The Australian findings mirror those found in other markets such as the UK and the US, where rent inflation in 2021 reached levels not seen since the Global Financial Crisis in 2008.

ACOSS CEO Dr Cassandra Goldie said low-income regional residents are copping the brunt of the increases, which cannot be covered by CPI-linked benefits increases that are indexed to capital city rents.

With private rentals already in short supply before the recent devastating floods, soaring rents, and a severe shortage of social housing options, we’re in the middle of a renting crisis in many parts of regional Australia, Dr Goldie said.
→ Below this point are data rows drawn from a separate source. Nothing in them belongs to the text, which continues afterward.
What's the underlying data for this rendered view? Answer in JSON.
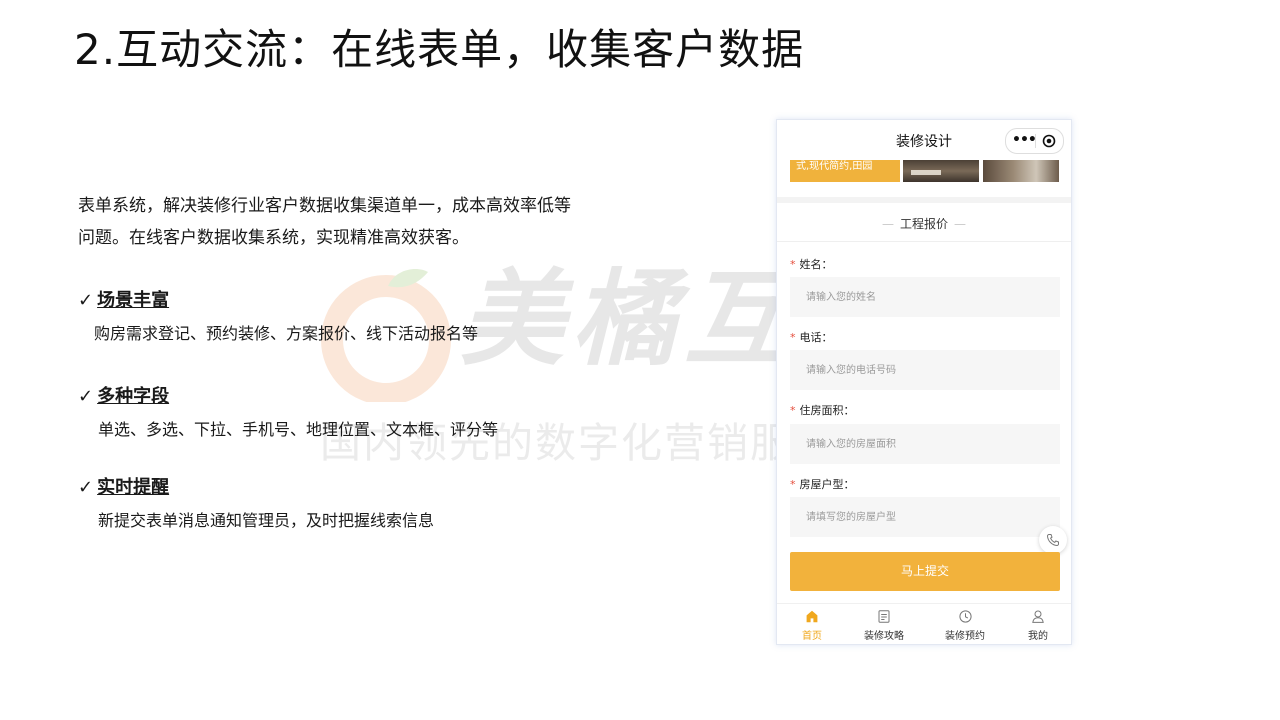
{
  "slide": {
    "title": "2.互动交流：在线表单，收集客户数据",
    "intro_line1": "表单系统，解决装修行业客户数据收集渠道单一，成本高效率低等",
    "intro_line2": "问题。在线客户数据收集系统，实现精准高效获客。",
    "features": [
      {
        "check": "✓",
        "title": "场景丰富",
        "desc": "购房需求登记、预约装修、方案报价、线下活动报名等"
      },
      {
        "check": "✓",
        "title": "多种字段",
        "desc": "单选、多选、下拉、手机号、地理位置、文本框、评分等"
      },
      {
        "check": "✓",
        "title": "实时提醒",
        "desc": "新提交表单消息通知管理员，及时把握线索信息"
      }
    ]
  },
  "watermark": {
    "main": "美橘互联",
    "sub": "国内领先的数字化营销服务商"
  },
  "phone": {
    "nav_title": "装修设计",
    "capsule_more": "•••",
    "banner_tag": "式,现代简约,田园",
    "section_title": "工程报价",
    "section_dash": "—",
    "required_mark": "*",
    "fields": [
      {
        "label": "姓名：",
        "placeholder": "请输入您的姓名"
      },
      {
        "label": "电话：",
        "placeholder": "请输入您的电话号码"
      },
      {
        "label": "住房面积：",
        "placeholder": "请输入您的房屋面积"
      },
      {
        "label": "房屋户型：",
        "placeholder": "请填写您的房屋户型"
      }
    ],
    "submit_label": "马上提交",
    "tabs": [
      {
        "label": "首页",
        "icon": "home-icon"
      },
      {
        "label": "装修攻略",
        "icon": "document-icon"
      },
      {
        "label": "装修预约",
        "icon": "clock-icon"
      },
      {
        "label": "我的",
        "icon": "user-icon"
      }
    ]
  },
  "colors": {
    "accent": "#f2b23c",
    "active_tab": "#f0a81e",
    "required": "#e54d3c",
    "input_bg": "#f6f6f6"
  }
}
In flood-affected areas, it’s clear the rental market cannot house the families on low and middle incomes who have been made homeless temporarily – the real concern is that this then becomes permanent, Dr Goldie said.

Dr Goldie said a greater supply of social housing in regional centres, particularly those hit worst by natural disasters such as floods, is desperately needed to bring asking rents down.

We need immediate Federal Government action to help house people made homeless in flood-affected communities, Dr Goldie said.

But COVID and the floods are only aggravating a national rental problem that has been building for years. After a decade of Commonwealth neglect on social housing we badly need a major national building program that starts to remedy this, with a sizeable part of the investment going to the regional centres facing the greatest stress, Dr Goldie said.

The report, COVID 19: Housing market impacts and housing policy responses – an international review compared the experiences of Australia and seven other case study countries – Canada, Germany, Ireland, New Zealand, Spain, the UK and the US.

It found that while many countries took far-reaching measures to maintain incomes and safeguard housing during the pandemic, almost all saw asking rents explode once government intervention ended.